Changes direction with gaze, purely vertical, does not change with fixation (2)
During the first treatment session with a diabetic patient, the patient tells you their last blood glucose level was 220 mg/dL. Is it contraindicated to exercise this patient?
No, it’s contraindicated if blood glucose is > 250 mg/dL with ketones or >300 mg/dL without ketones (6)
During the compensatory stepping correction section of the miniBESTest, a patient took 3 steps to recover balance. What score would be given?
1 (11)
Your stroke patient is having a difficult time grasping the meaning of spoken words and sentences; however, their ease of producing speech is not affected. Which type of aphasia is your patient presenting with?
Wernicke’s /Fluent/Receptive Aphasia (16)
A patient with an upper motor neuron lesion would present with what type of reflexes?
Increased/ enhanced/ hyperreflexia (7)
A patient is experiencing vestibular issues, which part of the cerebellum is affected?
Flocculonodular Lobe/Vestibulocerebellum and Vermis (2)

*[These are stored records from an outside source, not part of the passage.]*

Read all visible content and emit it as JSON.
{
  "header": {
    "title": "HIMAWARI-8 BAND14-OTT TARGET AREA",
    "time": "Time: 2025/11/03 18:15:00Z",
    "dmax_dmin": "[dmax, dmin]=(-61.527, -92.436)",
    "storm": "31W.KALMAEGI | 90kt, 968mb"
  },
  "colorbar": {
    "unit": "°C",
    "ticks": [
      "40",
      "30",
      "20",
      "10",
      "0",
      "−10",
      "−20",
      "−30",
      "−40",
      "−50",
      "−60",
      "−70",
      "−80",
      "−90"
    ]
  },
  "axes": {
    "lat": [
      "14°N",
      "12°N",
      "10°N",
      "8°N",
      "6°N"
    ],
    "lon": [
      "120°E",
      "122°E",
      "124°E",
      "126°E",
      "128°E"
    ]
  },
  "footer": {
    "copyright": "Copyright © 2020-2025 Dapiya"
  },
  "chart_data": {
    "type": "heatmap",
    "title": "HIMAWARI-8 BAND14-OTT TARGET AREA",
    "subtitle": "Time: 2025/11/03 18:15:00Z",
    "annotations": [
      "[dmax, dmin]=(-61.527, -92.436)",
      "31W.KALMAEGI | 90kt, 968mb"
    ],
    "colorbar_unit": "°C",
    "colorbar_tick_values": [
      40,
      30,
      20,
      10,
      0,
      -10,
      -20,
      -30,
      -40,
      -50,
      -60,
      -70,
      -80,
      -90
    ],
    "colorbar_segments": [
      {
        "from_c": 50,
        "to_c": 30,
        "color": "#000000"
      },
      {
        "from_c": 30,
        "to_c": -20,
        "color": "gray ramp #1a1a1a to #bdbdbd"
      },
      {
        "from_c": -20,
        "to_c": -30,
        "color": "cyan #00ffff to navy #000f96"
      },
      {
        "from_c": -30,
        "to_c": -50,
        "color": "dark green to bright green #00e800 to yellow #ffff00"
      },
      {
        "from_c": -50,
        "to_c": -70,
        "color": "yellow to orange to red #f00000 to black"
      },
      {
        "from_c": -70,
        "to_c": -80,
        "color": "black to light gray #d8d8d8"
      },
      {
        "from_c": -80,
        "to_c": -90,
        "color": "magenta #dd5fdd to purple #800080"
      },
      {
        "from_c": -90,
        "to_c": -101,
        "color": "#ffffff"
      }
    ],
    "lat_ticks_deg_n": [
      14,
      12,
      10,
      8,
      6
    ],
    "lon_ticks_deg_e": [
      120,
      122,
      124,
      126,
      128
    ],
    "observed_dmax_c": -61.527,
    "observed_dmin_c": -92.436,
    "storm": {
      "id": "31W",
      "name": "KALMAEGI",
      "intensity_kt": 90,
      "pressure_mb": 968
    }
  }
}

When checking PROM, a patient’s quad demonstrates an increase in muscle tone throughout most of knee flexion and extension, but can still easily be moved. What grade would this be on the Modified Ashworth Scale?
2
Defined as more marked increase in muscle tone through most of ROM, but the affected part is easily moved (7)
There is strong evidence for what outcome measure to measure walking distance in those with chronic progressive conditions?
6 Minute Walk Test (12)
During a chart review, you see that your new patient has Pusher Syndrome, will they push towards their paretic or non-paretic side?
Their paretic side (17)
What is the seat width of an adult standard wheelchair?